O Léo ligou, pediu para que quando eu acordasse retornasse, pois estava impossibilitado de ir até lá. Porém quando retornei a ligação do hospital, seu número caiu direto na caixa postal. Quando acordei me dei conta de que não tinha amigos e nem mulheres, tinha apenas dinheiro que compravam eles. O problema, era que eu não conseguia achar isso errado. 


Quando chegamos na casa, após uma viagem de vinte minutos em silêncio tive a sensação que não era bem-vindo ali. A garota ranzinza, não parava de me olhar pelo retrovisor e bufar, enquanto o velho sorria e balançava a cabeça. Não entendo o motivo do seu ódio tão grande, tudo bem que eu não sou o tipo de pessoa mais sociável e simpática, mas foi ela que me acordou com um pedaço de madeira.

Desci da camionete e pisei na lama molhada, afundando um pouco meu tênis.

—Parabéns, Philipe. — Resmunguei.

É uma fazenda enorme com um tratores velhos parados ao lado da ilustre casa.
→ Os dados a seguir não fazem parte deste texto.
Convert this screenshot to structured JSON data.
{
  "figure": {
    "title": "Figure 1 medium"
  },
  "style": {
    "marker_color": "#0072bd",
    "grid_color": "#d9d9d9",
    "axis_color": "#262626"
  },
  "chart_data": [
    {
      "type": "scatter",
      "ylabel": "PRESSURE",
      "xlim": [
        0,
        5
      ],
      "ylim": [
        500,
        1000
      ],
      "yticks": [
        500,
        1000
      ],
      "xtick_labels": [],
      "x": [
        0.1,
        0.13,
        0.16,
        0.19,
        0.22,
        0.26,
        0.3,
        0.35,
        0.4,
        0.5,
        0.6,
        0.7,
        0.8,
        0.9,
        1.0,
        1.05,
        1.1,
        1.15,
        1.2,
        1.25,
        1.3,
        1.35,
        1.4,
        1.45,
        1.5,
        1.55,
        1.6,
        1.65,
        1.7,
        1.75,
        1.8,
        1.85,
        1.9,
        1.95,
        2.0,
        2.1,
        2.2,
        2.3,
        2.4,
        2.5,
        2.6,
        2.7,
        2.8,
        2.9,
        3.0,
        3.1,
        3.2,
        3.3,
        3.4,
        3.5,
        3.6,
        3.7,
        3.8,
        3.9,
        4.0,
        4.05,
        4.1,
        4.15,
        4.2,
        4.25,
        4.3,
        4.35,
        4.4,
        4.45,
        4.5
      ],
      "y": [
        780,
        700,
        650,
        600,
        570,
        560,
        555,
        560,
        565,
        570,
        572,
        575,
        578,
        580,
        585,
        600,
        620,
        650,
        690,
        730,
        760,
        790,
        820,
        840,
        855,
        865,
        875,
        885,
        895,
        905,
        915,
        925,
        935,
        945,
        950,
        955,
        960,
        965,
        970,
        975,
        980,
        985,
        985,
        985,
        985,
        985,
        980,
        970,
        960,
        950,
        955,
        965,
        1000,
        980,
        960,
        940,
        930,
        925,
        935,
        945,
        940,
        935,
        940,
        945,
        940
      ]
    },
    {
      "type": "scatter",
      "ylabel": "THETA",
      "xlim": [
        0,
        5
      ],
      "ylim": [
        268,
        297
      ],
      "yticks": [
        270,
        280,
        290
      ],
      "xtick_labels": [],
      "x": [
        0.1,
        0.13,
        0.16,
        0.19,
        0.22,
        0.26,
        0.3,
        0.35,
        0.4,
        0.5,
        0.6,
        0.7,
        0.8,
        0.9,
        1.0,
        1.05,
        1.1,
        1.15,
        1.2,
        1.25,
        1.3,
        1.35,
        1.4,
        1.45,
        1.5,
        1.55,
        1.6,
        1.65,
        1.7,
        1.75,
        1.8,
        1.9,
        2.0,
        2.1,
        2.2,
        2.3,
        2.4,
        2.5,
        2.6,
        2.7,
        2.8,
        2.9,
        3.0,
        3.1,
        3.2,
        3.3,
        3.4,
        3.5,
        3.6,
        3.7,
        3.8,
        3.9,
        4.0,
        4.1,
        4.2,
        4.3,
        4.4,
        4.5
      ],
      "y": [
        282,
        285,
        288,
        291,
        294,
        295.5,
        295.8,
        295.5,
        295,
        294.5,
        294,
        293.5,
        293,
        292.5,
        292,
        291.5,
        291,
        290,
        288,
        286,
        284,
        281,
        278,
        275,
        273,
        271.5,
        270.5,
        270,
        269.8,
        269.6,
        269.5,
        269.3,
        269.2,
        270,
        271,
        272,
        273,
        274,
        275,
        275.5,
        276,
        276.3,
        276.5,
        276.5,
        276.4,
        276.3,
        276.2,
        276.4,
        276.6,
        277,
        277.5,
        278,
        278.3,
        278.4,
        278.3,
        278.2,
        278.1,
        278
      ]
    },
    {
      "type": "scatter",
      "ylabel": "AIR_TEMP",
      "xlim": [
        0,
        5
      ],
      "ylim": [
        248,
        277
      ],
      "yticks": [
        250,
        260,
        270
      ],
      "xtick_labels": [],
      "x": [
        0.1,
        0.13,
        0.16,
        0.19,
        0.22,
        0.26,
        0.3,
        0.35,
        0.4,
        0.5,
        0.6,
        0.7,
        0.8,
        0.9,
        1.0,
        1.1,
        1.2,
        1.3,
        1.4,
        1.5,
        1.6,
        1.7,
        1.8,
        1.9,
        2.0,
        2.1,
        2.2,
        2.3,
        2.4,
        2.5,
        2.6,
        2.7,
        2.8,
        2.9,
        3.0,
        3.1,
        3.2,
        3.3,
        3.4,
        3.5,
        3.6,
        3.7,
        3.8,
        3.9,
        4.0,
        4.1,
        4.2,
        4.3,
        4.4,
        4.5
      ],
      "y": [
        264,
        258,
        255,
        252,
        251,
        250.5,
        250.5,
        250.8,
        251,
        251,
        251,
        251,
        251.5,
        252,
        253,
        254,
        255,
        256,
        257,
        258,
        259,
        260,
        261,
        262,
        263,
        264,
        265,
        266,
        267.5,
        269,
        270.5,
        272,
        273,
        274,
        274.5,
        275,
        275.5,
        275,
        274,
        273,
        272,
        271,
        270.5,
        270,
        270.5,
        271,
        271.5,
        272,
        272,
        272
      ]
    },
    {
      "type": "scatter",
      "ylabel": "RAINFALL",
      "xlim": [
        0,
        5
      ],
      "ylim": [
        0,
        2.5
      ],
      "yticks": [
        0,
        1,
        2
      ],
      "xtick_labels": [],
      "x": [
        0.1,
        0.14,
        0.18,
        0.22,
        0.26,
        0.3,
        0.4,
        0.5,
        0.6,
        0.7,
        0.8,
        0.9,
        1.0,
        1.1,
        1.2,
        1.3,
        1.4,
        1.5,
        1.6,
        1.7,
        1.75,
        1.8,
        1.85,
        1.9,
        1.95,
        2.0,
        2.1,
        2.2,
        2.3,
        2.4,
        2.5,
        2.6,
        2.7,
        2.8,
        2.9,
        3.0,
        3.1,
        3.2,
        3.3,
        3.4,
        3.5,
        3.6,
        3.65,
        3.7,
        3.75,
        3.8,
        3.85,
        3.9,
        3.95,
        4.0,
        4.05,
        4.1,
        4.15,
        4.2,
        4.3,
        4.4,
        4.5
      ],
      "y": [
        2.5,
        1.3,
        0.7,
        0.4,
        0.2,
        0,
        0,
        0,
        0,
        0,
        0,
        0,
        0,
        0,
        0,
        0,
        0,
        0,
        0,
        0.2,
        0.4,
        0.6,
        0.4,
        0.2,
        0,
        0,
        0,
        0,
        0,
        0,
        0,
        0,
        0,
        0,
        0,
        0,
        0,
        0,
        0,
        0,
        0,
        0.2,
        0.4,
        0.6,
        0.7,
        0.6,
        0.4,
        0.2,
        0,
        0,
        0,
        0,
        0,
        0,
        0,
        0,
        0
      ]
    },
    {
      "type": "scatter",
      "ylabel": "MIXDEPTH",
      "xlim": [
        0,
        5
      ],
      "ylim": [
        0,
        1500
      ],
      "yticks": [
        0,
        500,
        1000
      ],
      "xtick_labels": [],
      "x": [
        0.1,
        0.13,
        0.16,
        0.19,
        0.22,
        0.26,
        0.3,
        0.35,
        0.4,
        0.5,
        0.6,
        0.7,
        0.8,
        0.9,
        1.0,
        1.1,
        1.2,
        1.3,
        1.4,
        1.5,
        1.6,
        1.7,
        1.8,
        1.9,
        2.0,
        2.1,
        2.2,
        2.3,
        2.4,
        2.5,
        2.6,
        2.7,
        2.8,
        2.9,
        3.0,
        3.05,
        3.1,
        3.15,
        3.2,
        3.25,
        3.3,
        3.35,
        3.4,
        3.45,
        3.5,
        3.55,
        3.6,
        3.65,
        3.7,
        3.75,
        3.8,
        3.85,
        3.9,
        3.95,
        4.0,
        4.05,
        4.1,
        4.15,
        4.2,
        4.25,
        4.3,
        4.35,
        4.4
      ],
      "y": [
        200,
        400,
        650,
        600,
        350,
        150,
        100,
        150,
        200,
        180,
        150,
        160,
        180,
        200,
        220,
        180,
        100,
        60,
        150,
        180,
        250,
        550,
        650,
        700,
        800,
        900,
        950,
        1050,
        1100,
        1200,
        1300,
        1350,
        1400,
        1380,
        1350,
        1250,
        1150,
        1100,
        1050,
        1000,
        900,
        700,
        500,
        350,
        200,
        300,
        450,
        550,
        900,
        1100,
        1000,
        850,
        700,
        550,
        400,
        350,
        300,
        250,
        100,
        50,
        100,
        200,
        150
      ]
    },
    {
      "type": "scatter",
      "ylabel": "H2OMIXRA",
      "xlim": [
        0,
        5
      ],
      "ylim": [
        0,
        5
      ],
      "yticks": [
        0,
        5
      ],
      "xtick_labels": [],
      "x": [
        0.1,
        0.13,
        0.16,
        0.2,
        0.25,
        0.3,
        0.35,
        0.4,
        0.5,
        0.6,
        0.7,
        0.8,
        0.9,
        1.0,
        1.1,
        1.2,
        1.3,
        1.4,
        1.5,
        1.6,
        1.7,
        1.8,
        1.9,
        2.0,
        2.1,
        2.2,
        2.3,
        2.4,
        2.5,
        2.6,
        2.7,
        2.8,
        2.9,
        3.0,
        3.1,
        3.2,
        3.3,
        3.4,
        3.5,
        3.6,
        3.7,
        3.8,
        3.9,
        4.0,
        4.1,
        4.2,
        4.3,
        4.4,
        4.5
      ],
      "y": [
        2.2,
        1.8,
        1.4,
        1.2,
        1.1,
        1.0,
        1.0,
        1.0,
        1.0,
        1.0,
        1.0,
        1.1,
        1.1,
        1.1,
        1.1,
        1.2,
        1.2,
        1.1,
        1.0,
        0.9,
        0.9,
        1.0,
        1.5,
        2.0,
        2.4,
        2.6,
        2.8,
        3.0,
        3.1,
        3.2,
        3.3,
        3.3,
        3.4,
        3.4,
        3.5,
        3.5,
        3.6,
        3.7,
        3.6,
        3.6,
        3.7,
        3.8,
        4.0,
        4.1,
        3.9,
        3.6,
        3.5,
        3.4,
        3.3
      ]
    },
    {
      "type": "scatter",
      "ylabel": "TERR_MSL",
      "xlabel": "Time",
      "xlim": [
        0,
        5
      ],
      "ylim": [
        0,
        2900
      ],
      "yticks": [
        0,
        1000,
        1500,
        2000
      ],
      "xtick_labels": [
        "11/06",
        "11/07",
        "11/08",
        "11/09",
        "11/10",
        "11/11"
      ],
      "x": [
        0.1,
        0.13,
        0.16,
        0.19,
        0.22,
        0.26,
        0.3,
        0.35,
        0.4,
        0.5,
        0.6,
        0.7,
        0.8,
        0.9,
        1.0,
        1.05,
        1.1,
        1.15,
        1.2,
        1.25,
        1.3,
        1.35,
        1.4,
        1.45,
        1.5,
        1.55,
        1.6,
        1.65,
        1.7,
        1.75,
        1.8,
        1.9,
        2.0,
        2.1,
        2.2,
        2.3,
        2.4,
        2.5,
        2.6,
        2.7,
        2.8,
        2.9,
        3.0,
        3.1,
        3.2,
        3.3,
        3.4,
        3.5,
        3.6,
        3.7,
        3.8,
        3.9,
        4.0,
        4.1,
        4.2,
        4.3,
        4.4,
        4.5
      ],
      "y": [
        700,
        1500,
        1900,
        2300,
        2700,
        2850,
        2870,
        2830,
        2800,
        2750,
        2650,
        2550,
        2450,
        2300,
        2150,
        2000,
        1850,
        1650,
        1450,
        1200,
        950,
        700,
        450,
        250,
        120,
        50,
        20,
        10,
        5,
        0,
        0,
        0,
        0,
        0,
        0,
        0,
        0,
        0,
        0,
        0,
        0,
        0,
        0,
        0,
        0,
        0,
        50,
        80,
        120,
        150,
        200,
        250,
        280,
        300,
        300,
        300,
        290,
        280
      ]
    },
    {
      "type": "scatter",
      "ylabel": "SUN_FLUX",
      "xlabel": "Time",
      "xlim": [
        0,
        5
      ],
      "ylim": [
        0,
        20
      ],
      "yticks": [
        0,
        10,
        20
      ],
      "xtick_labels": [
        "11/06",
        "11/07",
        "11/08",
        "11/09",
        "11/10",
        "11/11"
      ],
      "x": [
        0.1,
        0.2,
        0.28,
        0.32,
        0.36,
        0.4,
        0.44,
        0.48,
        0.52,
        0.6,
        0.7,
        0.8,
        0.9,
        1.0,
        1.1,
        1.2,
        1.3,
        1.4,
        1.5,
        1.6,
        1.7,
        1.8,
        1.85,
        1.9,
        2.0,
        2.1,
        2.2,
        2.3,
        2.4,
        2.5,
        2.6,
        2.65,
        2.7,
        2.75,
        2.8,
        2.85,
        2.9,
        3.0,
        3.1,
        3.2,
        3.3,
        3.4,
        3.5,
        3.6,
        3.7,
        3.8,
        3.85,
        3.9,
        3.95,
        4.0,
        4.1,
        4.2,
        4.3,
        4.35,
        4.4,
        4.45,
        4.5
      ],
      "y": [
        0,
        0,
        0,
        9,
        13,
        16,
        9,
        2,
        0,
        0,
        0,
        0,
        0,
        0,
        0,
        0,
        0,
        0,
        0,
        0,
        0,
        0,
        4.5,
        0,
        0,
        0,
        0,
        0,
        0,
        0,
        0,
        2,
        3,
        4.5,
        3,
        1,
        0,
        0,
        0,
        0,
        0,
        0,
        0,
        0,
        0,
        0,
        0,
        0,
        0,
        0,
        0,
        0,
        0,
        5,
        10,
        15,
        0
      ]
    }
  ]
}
Como se fosse construída em 1889, uma arquitetura espetacular. Amo as casa antigas, são tão rústicas. Algumas galinhas estavam soltas e dois cachorros andavam em volta da casa.

Ao horizonte, dava para perceber que aquilo era grande, muito grande .Ele tem gado, e pelo pouco que conheço da vida rural e seus negócios, esse homem não era um homem pobre. Olhei para a garota, que pegava uma corda enrolada e colocava no ombro, disposta e ativa ajeitou a corda no ombro e me olhou.

— Vem - O homem chama e transfiro meu olhar pra ele - Vou mostrar minha dona e ela irá dar uma troca de roupas e o que encher essa pança — Sorriu animado.

Ele parecia me querer ali, ao contrário da sua filha que virava os olhos toda vez que me olhava. Os cachorros me viram, e começaram a andar na minha direção. Dois pastor alemão, seria um estrago se o velho o deixassem chegar até mim, parei acanhado e me coloquei atrás dele. Esses animais são enormes e a minha presença não estava sendo agradável, o que não é uma novidade.

— Está com medo ? — A menina gargalha, achando graça do meu medo.
Virei os olhos e vejo ela sorrir pela primeira vez.

— Seria um favor, que a Sandy e o Ruffous faria, se o mordesse — Piscou cínica pra mim, passando no meio dos cachorros e os levando pra longe enquanto acariciava as enormes cabeças.

— Nome dela é Paola — Falou quando percebeu meu olhar a seguindo — Ela é mais doce que essa caipira irritada que ocê conheceu. Ela não foi com a sua cara — Avisou, como se eu já não soubesse. Continuamos andando.

— Percebi. Normalmente ninguém vai, mas não me importo — Dei os ombros e ele levantou as sobrancelhas, sem dizer nada.

Quando entramos na casa, já sentia o cheiro de comida fresca e caseira, que fez meu estômago reclamar de novo. Tudo naquela casa parecia ser feito com madeira, quadros de fotos da família e provavelmente de seus ancestrais. Logo na entrada uma escada enorme que se divide em duas depois de alguns degraus. O velho limpou as botas sujas e eu fiz o mesmo, passamos pelo hall e entramos na sala, vejo uma lareira apagada a pouco tempo, pois ainda sentia o cheiro da fumaça, outro pastor alemão descansava no tapete enfrente a lareira profundamente. Os sofás são visivelmente aconchegantes e macios, as minhas costas imploram por um descanso neles.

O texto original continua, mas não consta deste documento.